Students in Kim’s class will also participate in a civic project of students’ own choosing. This is a facet that has earned the notice of the California Asian American & Pacific Islander Legislative Caucus. In a letter of support, Assemblymember Evan Low and state Sen. Dave Min praised the course for “allowing students to foster collaborations and partnership with Asian American organizations.”
This new course also represents a high-water mark for scholars who have promoted Korean American studies. It was only recently that there was a critical mass of scholars interested in Korean American history, Chang said. There’s a growing interest in the field in higher education, but promoting it at the K-12 level has been a major goal of scholars.
Korean American history didn’t make it into the early drafts of the state’s ethnic studies model curriculum, but scholars pushed back, said Cho. The state’s model curriculum now includes a lesson on the L.A. civil uprising of 1992, known as Saigu or 4/29 among Korean Americans, which marked a turning point in the community’s identity.
Chang said that he looks forward to students like Kim arriving at college. He has seen students’ eyes widen as they learn about their own history. He believes college is too late for that experience.

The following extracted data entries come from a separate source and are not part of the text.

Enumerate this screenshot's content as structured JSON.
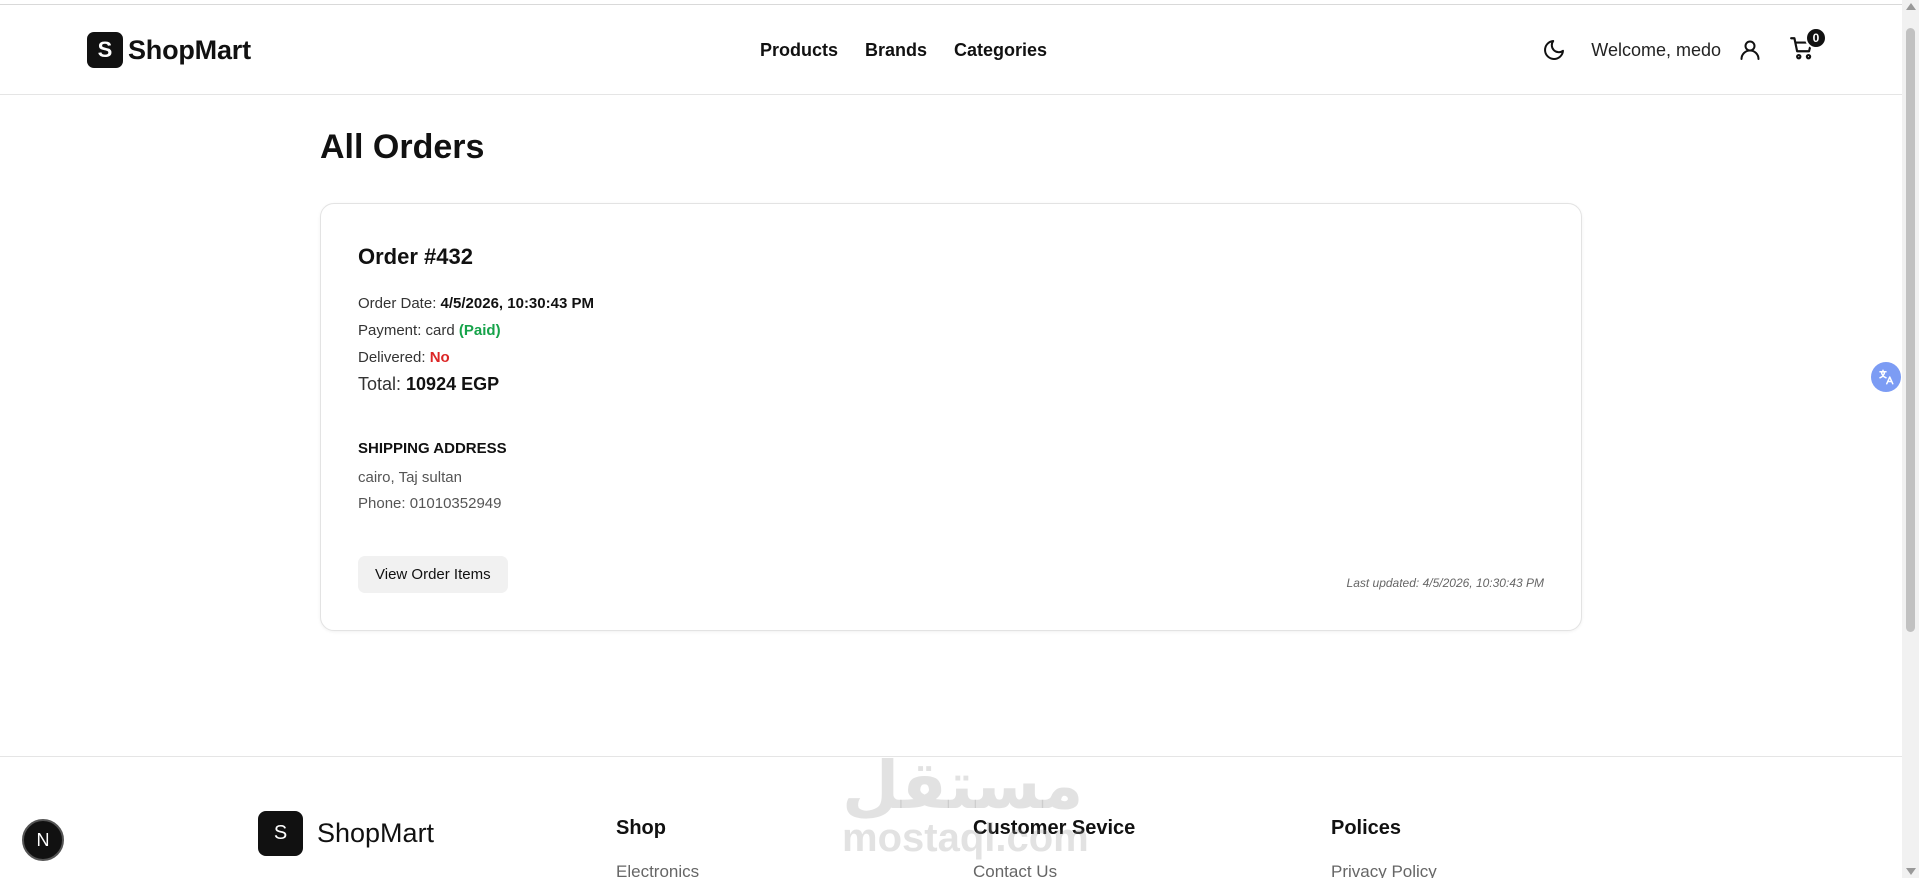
{
  "header": {
    "brand_mark": "S",
    "brand_name": "ShopMart",
    "nav": [
      "Products",
      "Brands",
      "Categories"
    ],
    "welcome": "Welcome, medo",
    "cart_count": "0"
  },
  "main": {
    "title": "All Orders",
    "order": {
      "title": "Order #432",
      "date_label": "Order Date: ",
      "date_value": "4/5/2026, 10:30:43 PM",
      "payment_label": "Payment: card ",
      "payment_status": "(Paid)",
      "delivered_label": "Delivered: ",
      "delivered_value": "No",
      "total_label": "Total: ",
      "total_value": "10924 EGP",
      "shipping_heading": "SHIPPING ADDRESS",
      "address": "cairo, Taj sultan",
      "phone": "Phone: 01010352949",
      "view_button": "View Order Items",
      "last_updated": "Last updated: 4/5/2026, 10:30:43 PM"
    }
  },
  "floating": {
    "translate_icon": "translate-icon",
    "next_badge": "N"
  },
  "footer": {
    "brand_mark": "S",
    "brand_name": "ShopMart",
    "columns": [
      {
        "heading": "Shop",
        "first_link": "Electronics"
      },
      {
        "heading": "Customer Sevice",
        "first_link": "Contact Us"
      },
      {
        "heading": "Polices",
        "first_link": "Privacy Policy"
      }
    ],
    "watermark_ar": "مستقل",
    "watermark_en": "mostaql.com"
  },
  "colors": {
    "paid": "#16a34a",
    "not_delivered": "#dc2626",
    "brand": "#111111"
  }
}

Kim said in the early days of deciding to push forward with the curriculum, he felt like he was taking a big risk. He worried about how the course might be misunderstood, but he feels like it has paid off. Now he reminds his students of their own role in blazing a trail for the next generation of students. His students are already eager to see that continue.
Soliman has advice for teachers or administrators considering a course like this: “Don’t be afraid to put it out there, or to start a conversation for that kind of course to be created because it can greatly impact and inform a lot of students on topics that they’re not traditionally going to learn about until college.”